I propose to take Questions Nos. 442, 443 and 446 together.
The concept of a ‘test case’ has been misinterpreted over the years.
In 1995 the Social Welfare Appeals Office considered an appeal against a Departmental Deciding Officer determination that a person working as a courier, was in the particular circumstances of the case, employed rather than self-employed. The Appeals Office determined on appeal that the worker was in fact self-employed. In reaching this determination the Appeals Officer set out a number of criteria that informed the decision and that could then be used on a case by case basis when deciding whether a worker was employed or self-employed. It is not the case that the determination by the Appeals Officer was used to classify all people working as couriers as self-employed.
While Deciding Officers in my Department have regard to the findings of the Appeals Office, they are required to assess each new case on an individual basis, considering all of the terms and conditions of the particular employment. Accordingly, subsequent to the 1995 Appeals Office decision, and taking account of the criteria set out in that decision, Scope Section has found some couriers to be employees and others to be self-employed.
In the years following the decision of the Appeals Officer in 1995, the evolving case law of the time clarified and expanded the criteria that should be applied in determining questions of employment status. These criteria were codified into the first Code of Practice, published in 2001. This Code was devised by the Employment Status Group, involving trade union and employer representatives, under the Programme for Prosperity and Fairness and has been recently updated following consultation with the same groups.
The outcome of any case with respect to a worker in a particular occupation or sector is not applied to an occupation or entire sector. All workers are entitled to a determination of their status on an individual basis with each application for a determination subject to decision on its own merits taking account of the criteria set out in the Code of Practice.
The criteria used for deciding the insurability of couriers are the same criteria used for deciding the insurability of individuals in all other sectors. This criteria is set out clearly in the Code of Practice on Determining Employment Status and it is based on case law set down by the Courts. The Henry Denny case (Henry Denny & Sons (Ireland) Ltd v Minister for Social Welfare  IESC 9), to which the Deputy refers, is one of many High Court and Supreme Court cases which are instructive in employment status cases.
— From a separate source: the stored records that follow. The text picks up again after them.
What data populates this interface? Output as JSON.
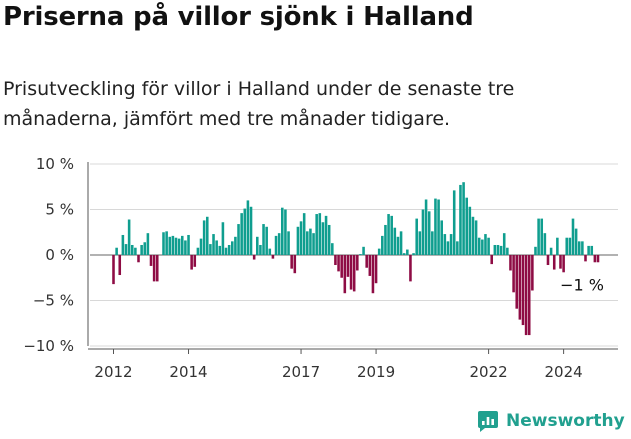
{
  "chart_data": {
    "type": "bar",
    "title": "Priserna på villor sjönk i Halland",
    "subtitle": "Prisutveckling för villor i Halland under de senaste tre månaderna, jämfört med tre månader tidigare.",
    "ylim": [
      -10,
      10
    ],
    "y_ticks": [
      {
        "value": 10,
        "label": "10 %"
      },
      {
        "value": 5,
        "label": "5 %"
      },
      {
        "value": 0,
        "label": "0 %"
      },
      {
        "value": -5,
        "label": "−5 %"
      },
      {
        "value": -10,
        "label": "−10 %"
      }
    ],
    "x_ticks": [
      {
        "year": 2012,
        "label": "2012"
      },
      {
        "year": 2014,
        "label": "2014"
      },
      {
        "year": 2017,
        "label": "2017"
      },
      {
        "year": 2019,
        "label": "2019"
      },
      {
        "year": 2022,
        "label": "2022"
      },
      {
        "year": 2024,
        "label": "2024"
      }
    ],
    "start_year": 2012,
    "months_per_bar": 1,
    "values": [
      -3.2,
      0.8,
      -2.2,
      2.2,
      1.2,
      3.9,
      1.1,
      0.8,
      -0.8,
      1.1,
      1.4,
      2.4,
      -1.2,
      -2.9,
      -2.9,
      0,
      2.5,
      2.6,
      2.0,
      2.1,
      1.9,
      1.8,
      2.1,
      1.6,
      2.2,
      -1.6,
      -1.3,
      0.8,
      1.8,
      3.8,
      4.2,
      1.2,
      2.3,
      1.6,
      1.0,
      3.6,
      0.8,
      1.1,
      1.5,
      2.0,
      3.4,
      4.6,
      5.1,
      6.0,
      5.3,
      -0.5,
      2.0,
      1.1,
      3.4,
      3.1,
      0.7,
      -0.4,
      2.1,
      2.4,
      5.2,
      5.0,
      2.6,
      -1.5,
      -2.0,
      3.1,
      3.7,
      4.6,
      2.6,
      2.9,
      2.4,
      4.5,
      4.6,
      3.6,
      4.3,
      3.3,
      1.3,
      -1.1,
      -1.8,
      -2.5,
      -4.2,
      -2.4,
      -3.8,
      -4.0,
      -1.7,
      0.1,
      0.9,
      -1.4,
      -2.3,
      -4.2,
      -3.1,
      0.7,
      2.1,
      3.3,
      4.5,
      4.3,
      3.0,
      2.0,
      2.6,
      0.2,
      0.6,
      -2.9,
      0.2,
      4.0,
      2.6,
      5.0,
      6.1,
      4.8,
      2.6,
      6.2,
      6.1,
      3.8,
      2.3,
      1.5,
      2.3,
      7.1,
      1.5,
      7.7,
      8.0,
      6.3,
      5.3,
      4.2,
      3.8,
      1.9,
      1.7,
      2.3,
      1.9,
      -1.0,
      1.1,
      1.1,
      1.0,
      2.4,
      0.8,
      -1.7,
      -4.1,
      -5.9,
      -7.1,
      -7.7,
      -8.8,
      -8.8,
      -3.9,
      0.9,
      4.0,
      4.0,
      2.4,
      -1.1,
      0.8,
      -1.6,
      1.9,
      -1.5,
      -1.9,
      1.9,
      1.9,
      4.0,
      2.9,
      1.5,
      1.5,
      -0.7,
      1.0,
      1.0,
      -0.8,
      -0.8
    ],
    "positive_color": "#0f9e8f",
    "negative_color": "#8e0c44",
    "last_label": "−1 %"
  },
  "brand": {
    "name": "Newsworthy",
    "color": "#21a08f",
    "icon": "newsworthy-chart-icon"
  }
}
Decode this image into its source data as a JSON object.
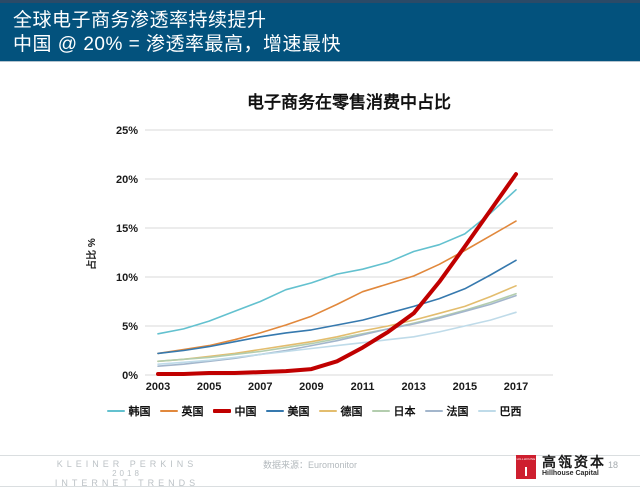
{
  "header": {
    "line1": "全球电子商务渗透率持续提升",
    "line2": "中国 @ 20% = 渗透率最高，增速最快",
    "bg_color": "#03527d",
    "accent_strip_color": "#2b4a67"
  },
  "chart_data": {
    "type": "line",
    "title": "电子商务在零售消费中占比",
    "ylabel": "占比 %",
    "ylim": [
      0,
      25
    ],
    "grid": true,
    "legend_position": "bottom",
    "x": [
      2003,
      2004,
      2005,
      2006,
      2007,
      2008,
      2009,
      2010,
      2011,
      2012,
      2013,
      2014,
      2015,
      2016,
      2017
    ],
    "x_ticks": [
      2003,
      2005,
      2007,
      2009,
      2011,
      2013,
      2015,
      2017
    ],
    "x_tick_labels": [
      "2003",
      "2005",
      "2007",
      "2009",
      "2011",
      "2013",
      "2015",
      "2017"
    ],
    "y_ticks": [
      0,
      5,
      10,
      15,
      20,
      25
    ],
    "y_tick_labels": [
      "0%",
      "5%",
      "10%",
      "15%",
      "20%",
      "25%"
    ],
    "series": [
      {
        "key": "korea",
        "name": "韩国",
        "color": "#63c1cf",
        "width": 1.6,
        "values": [
          4.2,
          4.7,
          5.5,
          6.5,
          7.5,
          8.7,
          9.4,
          10.3,
          10.8,
          11.5,
          12.6,
          13.3,
          14.4,
          16.5,
          18.9
        ]
      },
      {
        "key": "uk",
        "name": "英国",
        "color": "#e1883c",
        "width": 1.6,
        "values": [
          2.2,
          2.6,
          3.0,
          3.6,
          4.3,
          5.1,
          6.0,
          7.2,
          8.5,
          9.3,
          10.1,
          11.3,
          12.7,
          14.2,
          15.7
        ]
      },
      {
        "key": "usa",
        "name": "美国",
        "color": "#3679ae",
        "width": 1.6,
        "values": [
          2.2,
          2.5,
          2.9,
          3.4,
          3.9,
          4.3,
          4.6,
          5.1,
          5.6,
          6.3,
          7.0,
          7.8,
          8.8,
          10.2,
          11.7
        ]
      },
      {
        "key": "germany",
        "name": "德国",
        "color": "#e3bd6e",
        "width": 1.6,
        "values": [
          1.4,
          1.6,
          1.9,
          2.2,
          2.6,
          3.0,
          3.4,
          3.9,
          4.5,
          5.0,
          5.6,
          6.3,
          7.0,
          8.0,
          9.1
        ]
      },
      {
        "key": "japan",
        "name": "日本",
        "color": "#b3cdae",
        "width": 1.6,
        "values": [
          1.4,
          1.6,
          1.8,
          2.1,
          2.4,
          2.8,
          3.2,
          3.7,
          4.2,
          4.7,
          5.3,
          5.9,
          6.6,
          7.4,
          8.3
        ]
      },
      {
        "key": "france",
        "name": "法国",
        "color": "#a3b6cc",
        "width": 1.6,
        "values": [
          0.9,
          1.1,
          1.4,
          1.7,
          2.1,
          2.5,
          3.0,
          3.5,
          4.1,
          4.7,
          5.2,
          5.8,
          6.5,
          7.2,
          8.1
        ]
      },
      {
        "key": "brazil",
        "name": "巴西",
        "color": "#bfdbe9",
        "width": 1.6,
        "values": [
          1.1,
          1.3,
          1.5,
          1.8,
          2.1,
          2.4,
          2.7,
          3.0,
          3.3,
          3.6,
          3.9,
          4.4,
          5.0,
          5.6,
          6.4
        ]
      },
      {
        "key": "china",
        "name": "中国",
        "color": "#c00000",
        "width": 4,
        "values": [
          0.1,
          0.1,
          0.2,
          0.2,
          0.3,
          0.4,
          0.6,
          1.4,
          2.8,
          4.4,
          6.3,
          9.5,
          13.1,
          16.8,
          20.5
        ]
      }
    ],
    "legend_order": [
      "korea",
      "uk",
      "china",
      "usa",
      "germany",
      "japan",
      "france",
      "brazil"
    ]
  },
  "footer": {
    "source": "数据来源：Euromonitor",
    "kp_line1": "KLEINER PERKINS",
    "kp_line2": "2018",
    "kp_line3": "INTERNET TRENDS",
    "hillhouse_logo_text": "HILLHOUSE",
    "hillhouse_cn": "高瓴资本",
    "hillhouse_en": "Hillhouse Capital",
    "page_number": "18"
  }
}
Decisions made by my Department are guided by the case law as it evolves. For this reason, an indicative list of key Court decisions is contained at page 33 of the Code of Practice.
In relation to the Revenue Tax Briefing of 1997 referred to by the Deputy, it is important to emphasise the distinction between the remits of my Department and that of the Office of the Revenue Commissioners. While I understand that the Revenue Commissioners has had regard to the criteria first identified in 1995 and subsequently expanded and codified in 2001 (updated in the past year), the Revenue Commissioners make decisions on tax matters under statutory powers granted to them and are required to act independently of Government in the exercise of their functions.
My Department has the statutory power to determine which social insurance class applies to an individual. The Revenue Commissioners do not make decisions regarding social insurance status, only tax matters. Equally, decisions of my Department as to PRSI insurability do not affect tax liability.
I encourage any worker who has doubts about their social insurance classification to apply to Scope Section by e-mailing: email@example.com, phoning: +353 (0)1 673 2585 (9am-5pm) or writing to:
Department of Social Protection
Áras Mhic Dhiarmada
I trust this clarifies matters for the Deputy.